Il Dr. Deutch, dell’Università di Oxford, aveva già dimostrato matematicamente che la struttura
simile ad un cespuglio dagli innumerevoli rami creata dall'universo che si separa in altrettante
versioni parallele di se stesso può spiegare al meglio la natura probabilistica del risultato
quantistico. Questa dimostrazione finora attaccata ha trovato conferma rigorosa grazie a David
Wallace e Simon Saunders che hanno dichiarato: "Abbiamo chiarito gli ultimi punti oscuri e siamo
giunti ad un ben chiaro verdetto che ci porta ad affermare con autorevolezza che il lavoro di Everett
funziona". Secondo l'audace osservazione di Everett infatti l'Universo è in costante ed eterna
divisione, quindi non c'è nessun collasso d'onda (o di realtà) bensì ogni possibile risultato a seguito
di una misurazione sperimentale accade in un diverso universo parallelo.

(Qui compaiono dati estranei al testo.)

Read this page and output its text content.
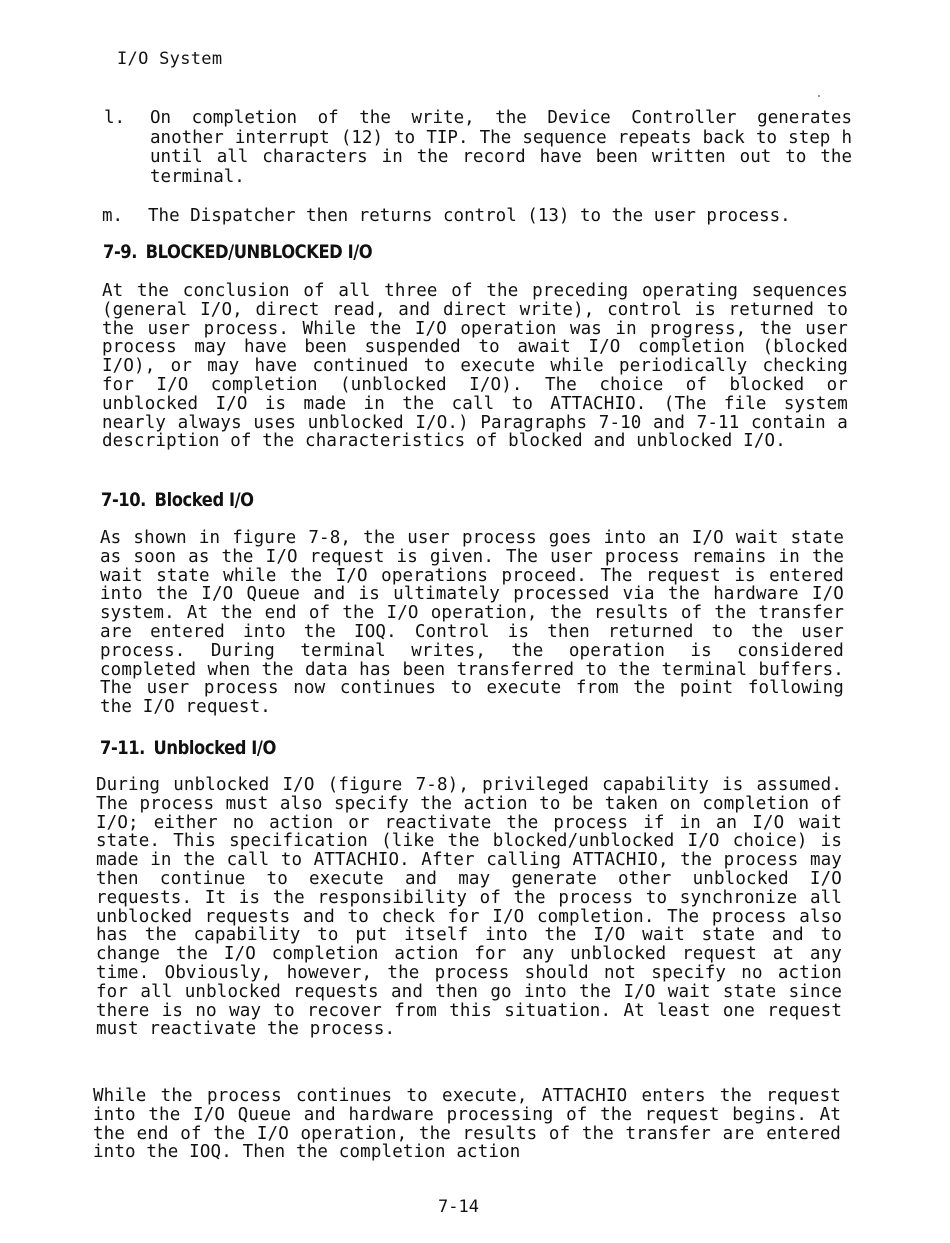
I/O System
l. On completion of the write, the Device Controller generates another interrupt (12) to TIP. The sequence repeats back to step h until all characters in the record have been written out to the terminal.
m. The Dispatcher then returns control (13) to the user process.
7-9. BLOCKED/UNBLOCKED I/O
At the conclusion of all three of the preceding operating sequences (general I/O, direct read, and direct write), control is returned to the user process. While the I/O operation was in progress, the user process may have been suspended to await I/O completion (blocked I/O), or may have continued to execute while periodically checking for I/O completion (unblocked I/O). The choice of blocked or unblocked I/O is made in the call to ATTACHIO. (The file system nearly always uses unblocked I/O.) Paragraphs 7-10 and 7-11 contain a description of the characteristics of blocked and unblocked I/O.
7-10. Blocked I/O
As shown in figure 7-8, the user process goes into an I/O wait state as soon as the I/O request is given. The user process remains in the wait state while the I/O operations proceed. The request is entered into the I/O Queue and is ultimately processed via the hardware I/O system. At the end of the I/O operation, the results of the transfer are entered into the IOQ. Control is then returned to the user process. During terminal writes, the operation is considered completed when the data has been transferred to the terminal buffers. The user process now continues to execute from the point following the I/O request.
7-11. Unblocked I/O
During unblocked I/O (figure 7-8), privileged capability is assumed. The process must also specify the action to be taken on completion of I/O; either no action or reactivate the process if in an I/O wait state. This specification (like the blocked/unblocked I/O choice) is made in the call to ATTACHIO. After calling ATTACHIO, the process may then continue to execute and may generate other unblocked I/O requests. It is the responsibility of the process to synchronize all unblocked requests and to check for I/O completion. The process also has the capability to put itself into the I/O wait state and to change the I/O completion action for any unblocked request at any time. Obviously, however, the process should not specify no action for all unblocked requests and then go into the I/O wait state since there is no way to recover from this situation. At least one request must reactivate the process.
While the process continues to execute, ATTACHIO enters the request into the I/O Queue and hardware processing of the request begins. At the end of the I/O operation, the results of the transfer are entered into the IOQ. Then the completion action
7-14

Ogni volta che c'è un evento a livello quantistico - il decadimento di un atomo radioattivo - per
esempio, o una particella di luce che avvolge la retina - si suppone che l'Universo si divida in tanti
Universi o mondi differenti.
A questo proposito Scienza e Conoscenza n° 18 ha pubblicato, l'estate scorsa, un’intervista a
Lev Vaidman, una delle autorità mondiali del settore. Le ultime scoperte sembrerebbero sottrarre la
teoria dei "molti mondi" dalla sfera metafisica per farla entrare a tutti gli effetti tra i più importanti
sviluppi del mondo della scienza. Per il linguaggio, anche per il più poetico, è difficile spiegare un
paradosso. Per un'equazione matematica no.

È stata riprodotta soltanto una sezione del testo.